Cartography and Visualization by Mackness is a separate report which the main report summarised. He brings up a good point about the importance of zoom:

"improved capacity to model geographic spaces at multiple levels of detail. Data modelling at multiple scales to support ‘intelligent zoom’ – hugely facilitate map based tasks associated with small devices (with small screen real estate) "

zoom is important and I think it even goes beyond his mobile devices - its very useful on PCs too.

But I was disappointed that whilst he thinks "maps as interface", will be more important to the public in the future he doesn't identify usability of maps as a possible impediment to the development of GI. With each new function developers get to wield in map making there is a slew of bad implementations that are a result of ignoring usability issues, IMHO this is definitely an impediment to effective use of GI tools.

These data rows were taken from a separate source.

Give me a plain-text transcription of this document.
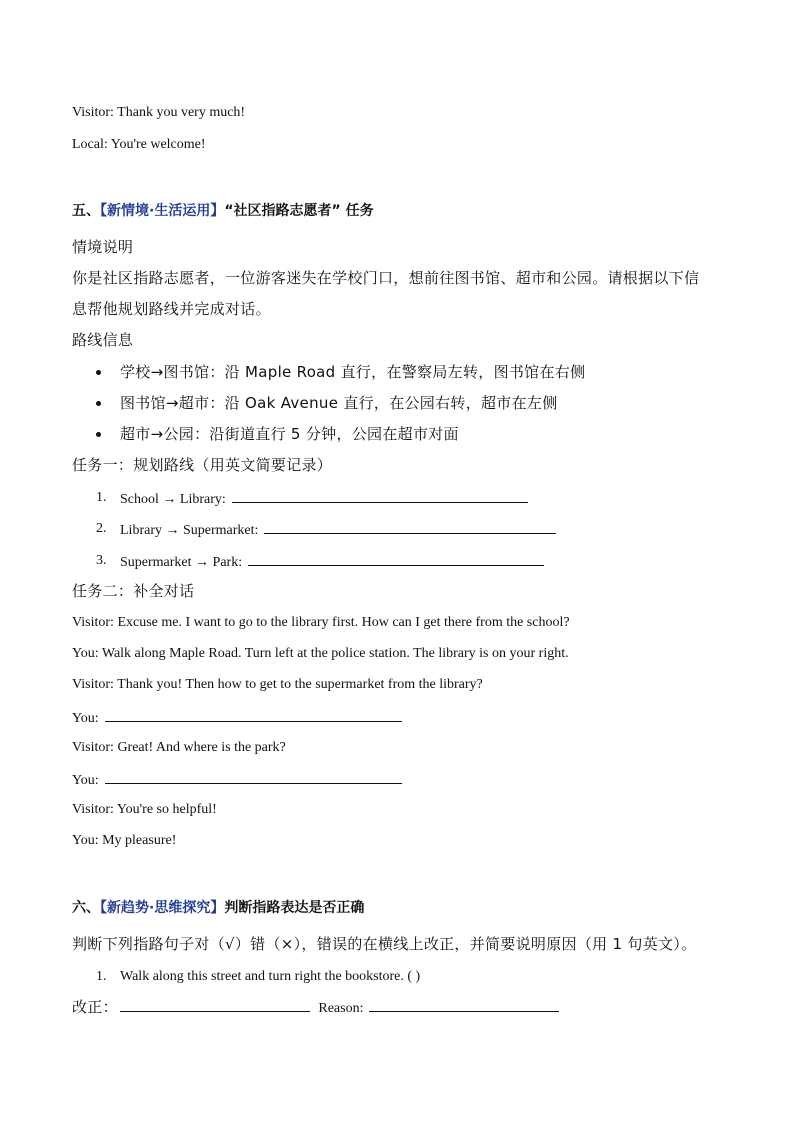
Visitor: Thank you very much!
Local: You're welcome!
五、【新情境·生活运用】“社区指路志愿者” 任务
情境说明
你是社区指路志愿者，一位游客迷失在学校门口，想前往图书馆、超市和公园。请根据以下信
息帮他规划路线并完成对话。
路线信息
学校→图书馆：沿 Maple Road 直行，在警察局左转，图书馆在右侧
图书馆→超市：沿 Oak Avenue 直行，在公园右转，超市在左侧
超市→公园：沿街道直行 5 分钟，公园在超市对面
任务一：规划路线（用英文简要记录）
1. School → Library:
2. Library → Supermarket:
3. Supermarket → Park:
任务二：补全对话
Visitor: Excuse me. I want to go to the library first. How can I get there from the school?
You: Walk along Maple Road. Turn left at the police station. The library is on your right.
Visitor: Thank you! Then how to get to the supermarket from the library?
You:
Visitor: Great! And where is the park?
You:
Visitor: You're so helpful!
You: My pleasure!
六、【新趋势·思维探究】判断指路表达是否正确
判断下列指路句子对（√）错（×），错误的在横线上改正，并简要说明原因（用 1 句英文）。
1. Walk along this street and turn right the bookstore. ( )
改正：	Reason:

GI and Climate Change: Moving onto the section in the main report I was pleased to see some understanding of the importance of usability being talked about:

"Increasing sophistication in the analysis, presentation and understanding of uncertainty issues, for example how to communicate probabilistic [sic] based information sets. This issue is particularly relevant for scenario forecasting such as climate change or flood risk analysis, where there are increasingly sophisticated datasets availability [sic]"

I agree communication of difficult to understand spatial data to the public will grow in importance. Much the same point is made in the section on renewable energy.

The Data Deluge: Finally, in this section the report talks about the cost of data going down which produces the problem of a data deluge for the public:

"This means that rather than being able to let “the figures talk for themselves” it becomes increasingly important how the information is presented and telling the story associated with the information in a compelling way. This does not mean however to filter the information, to protect it, or to otherwise impede its release – that would be counter productive. Rather the increasing availability of GIS tools and “geoweb” enthusiasts mean that there is a wider pool of people who can be partners in understanding and communicating the issues."

Google Earth Tours are already an answer to 'telling the story' for the amateur enthusiast and I look forward to seeing them and other similar technologies become more popular as ways to dissect public data.